The short stack will not hold by themselves in EFTK so you have to lengthen both stacks using what I can fake pseudoknots, the yellow and green lines in the above chart. The resultant combined (real + fake pseudoknot) pairs result in two equally balanced stacks ( shown in red) that with a bit of fiddling solve the puzzle.

Does the Dot Plot back up the above discussion? Yes it does, by comparing the diamonds inside the red squares there are more diamonds (pairings) than real stack pairings.

My conclusion would be that the ensemble calculation may not be off as much as you think.

I want to quickly provide a bit of clarification to make sure everyone is on the same page here.

What’s going on is that without those “fake pseudoknots” or “unresolved closing pair boosts” (ie, they’re contributing stability as if they were closing pairs, but do not come out as paired), the probability that the pairs in that short stack will fold falls below EFTK’s threshhold (.15, as we currently have it configured).
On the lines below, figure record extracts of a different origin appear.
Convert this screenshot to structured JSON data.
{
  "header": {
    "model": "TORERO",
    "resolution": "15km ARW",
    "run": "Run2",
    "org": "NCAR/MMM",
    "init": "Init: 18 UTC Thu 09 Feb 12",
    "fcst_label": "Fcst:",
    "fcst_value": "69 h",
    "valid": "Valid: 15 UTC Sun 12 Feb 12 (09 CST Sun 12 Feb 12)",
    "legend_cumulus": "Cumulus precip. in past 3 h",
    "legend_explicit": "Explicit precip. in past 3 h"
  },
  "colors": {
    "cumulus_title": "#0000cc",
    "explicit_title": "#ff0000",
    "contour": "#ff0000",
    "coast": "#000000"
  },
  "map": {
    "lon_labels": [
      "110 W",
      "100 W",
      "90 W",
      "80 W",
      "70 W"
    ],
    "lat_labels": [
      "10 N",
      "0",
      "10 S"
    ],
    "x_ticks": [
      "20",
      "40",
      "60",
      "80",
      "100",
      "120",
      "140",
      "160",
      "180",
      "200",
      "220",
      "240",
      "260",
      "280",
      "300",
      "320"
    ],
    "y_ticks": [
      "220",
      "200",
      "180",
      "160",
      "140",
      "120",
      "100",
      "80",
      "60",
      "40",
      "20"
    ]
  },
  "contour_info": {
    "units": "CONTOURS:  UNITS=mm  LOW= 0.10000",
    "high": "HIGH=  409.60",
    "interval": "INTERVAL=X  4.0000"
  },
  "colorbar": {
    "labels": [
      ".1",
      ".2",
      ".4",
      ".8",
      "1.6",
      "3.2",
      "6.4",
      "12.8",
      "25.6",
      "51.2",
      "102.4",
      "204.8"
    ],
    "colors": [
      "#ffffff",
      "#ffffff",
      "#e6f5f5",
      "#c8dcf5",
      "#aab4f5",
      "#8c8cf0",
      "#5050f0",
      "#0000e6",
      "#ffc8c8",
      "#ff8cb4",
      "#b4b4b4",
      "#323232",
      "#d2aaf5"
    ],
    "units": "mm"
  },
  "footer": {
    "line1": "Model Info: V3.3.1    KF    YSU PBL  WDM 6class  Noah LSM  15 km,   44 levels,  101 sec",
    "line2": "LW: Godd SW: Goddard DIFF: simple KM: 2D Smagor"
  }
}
When adding those additional pairs, the probability of the pairs in that short stack increases above the cutoff. However, those “pairs” you just added? They wind up coming in just below the cutoff. The short stack is slightly more likely to fold than the extra pairs, which ultimately results in them being included in the predicted fold but the others not included.

As far as I know this is not a “true bug” in EFTK - this is working as expected and in accordance to the behavior defined by the Threshknot paper. To the extent that this isn’t reflective of nature, it’s a limitation of the Threshknot algorithm.

It would be interesting to have some test cases of experimental results to see how this would behave in the lab, with varied differences in probability between paired/unpaired and varied “thresholds” they are positioned around. Maybe an improved version of the Threshknot algorithm would adopt nearby base pairs if they have a close probability even if it falls below the threshold, or some way of dynamically adjusting the threshold or normalizing base pair probabilities somehow. Or maybe we might see this manifest in semi-ambiguous reactivity data suggesting an unstable ensemble!

Also FWIW, a puzzle like this which is mostly very short stacks seems particularly likely to surface weird/unrealistic behavior in folding engines, so to some degree this is unlikely to be representative of widespead misbehavior so much as asking for information of a silly situation - though more testing is required to validate that, of course. :wink:

That could be a lab in itself. The upcoming shape data from the previous pseudoknots labs should also shed some light.